For others, the pain of their loss was almost impossible to come to terms with."Where are my children?" asked 41-year-old Absah, as she searched for her 11 youngsters in Banda Aceh. "Where are they? Why did this happen to me? I've lost everything."

The disaster could be history's costliest, with "many billions of dollars" of damage, said UN Undersecretary Jan Egeland, who is in charge of emergency relief coordination.

Hundreds of thousands have lost everything, and millions face a hazardous future because of polluted drinking water and a lack of health services, he said.

Scores of people also were killed in Malaysia, Myanmar, Bangladesh, and the Maldives.

The waves travelled as far as Somalia, with 110 dead, and Tanzania, with 10. A handful of deaths also were reported in Seychelles, Bangladesh and Kenya.

Officials in Thailand and Indonesia conceded that immediate public warnings of gigantic waves could have saved lives. The only known warning issued by Thai authorities reached resort operators when it was too late.

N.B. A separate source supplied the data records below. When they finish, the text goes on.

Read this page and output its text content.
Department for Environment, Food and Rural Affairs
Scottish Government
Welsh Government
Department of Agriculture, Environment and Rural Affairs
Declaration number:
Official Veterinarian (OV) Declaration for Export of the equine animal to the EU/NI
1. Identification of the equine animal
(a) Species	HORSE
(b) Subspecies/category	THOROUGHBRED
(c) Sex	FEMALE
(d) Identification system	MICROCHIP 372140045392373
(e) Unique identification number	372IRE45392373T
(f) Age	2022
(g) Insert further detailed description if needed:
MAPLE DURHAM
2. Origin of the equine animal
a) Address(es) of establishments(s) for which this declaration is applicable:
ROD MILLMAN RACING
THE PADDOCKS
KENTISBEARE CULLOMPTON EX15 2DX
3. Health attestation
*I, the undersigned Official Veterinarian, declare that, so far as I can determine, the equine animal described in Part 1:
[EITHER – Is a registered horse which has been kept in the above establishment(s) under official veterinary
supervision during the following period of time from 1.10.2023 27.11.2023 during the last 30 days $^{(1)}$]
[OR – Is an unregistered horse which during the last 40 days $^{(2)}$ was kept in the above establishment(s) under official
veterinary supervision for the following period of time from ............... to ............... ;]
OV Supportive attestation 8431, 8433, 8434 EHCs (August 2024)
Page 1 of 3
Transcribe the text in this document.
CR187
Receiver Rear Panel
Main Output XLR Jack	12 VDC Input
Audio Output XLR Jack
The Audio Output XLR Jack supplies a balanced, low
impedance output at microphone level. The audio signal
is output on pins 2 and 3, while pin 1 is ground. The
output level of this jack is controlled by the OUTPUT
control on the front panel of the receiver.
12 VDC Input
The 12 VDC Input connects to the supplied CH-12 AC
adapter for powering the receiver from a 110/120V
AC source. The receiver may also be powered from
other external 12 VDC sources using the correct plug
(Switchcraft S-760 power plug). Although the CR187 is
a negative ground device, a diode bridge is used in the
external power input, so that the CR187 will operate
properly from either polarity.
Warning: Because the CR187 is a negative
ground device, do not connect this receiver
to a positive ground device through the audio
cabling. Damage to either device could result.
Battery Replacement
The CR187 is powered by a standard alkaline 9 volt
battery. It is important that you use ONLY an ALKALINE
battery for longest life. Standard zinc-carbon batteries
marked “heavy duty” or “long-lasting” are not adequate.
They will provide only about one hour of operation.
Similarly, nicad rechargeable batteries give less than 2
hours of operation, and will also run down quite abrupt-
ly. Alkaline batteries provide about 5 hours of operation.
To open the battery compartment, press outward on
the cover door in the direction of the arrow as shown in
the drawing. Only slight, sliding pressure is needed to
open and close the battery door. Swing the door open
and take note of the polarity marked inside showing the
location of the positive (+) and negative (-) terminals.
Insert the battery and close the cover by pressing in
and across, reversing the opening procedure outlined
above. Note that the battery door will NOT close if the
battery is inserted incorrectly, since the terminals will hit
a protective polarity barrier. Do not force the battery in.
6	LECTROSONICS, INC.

The waves hit Sri Lanka and India more than two hours after the quake.

But governments insisted they couldn't have known the true danger because there is no international system in place to track tsunamis in the Indian Ocean, and they could not afford the sophisticated equipment to build one.

For most people in the region, the only warning on Sunday came when shallow coastal waters disappeared, sucked away by the approaching tsunami, before returning as a massive wall of water.

The waves wiped out villages, lifted cars and boats, yanked children from the arms of parents and swept away beachgoers, scuba divers and fishermen.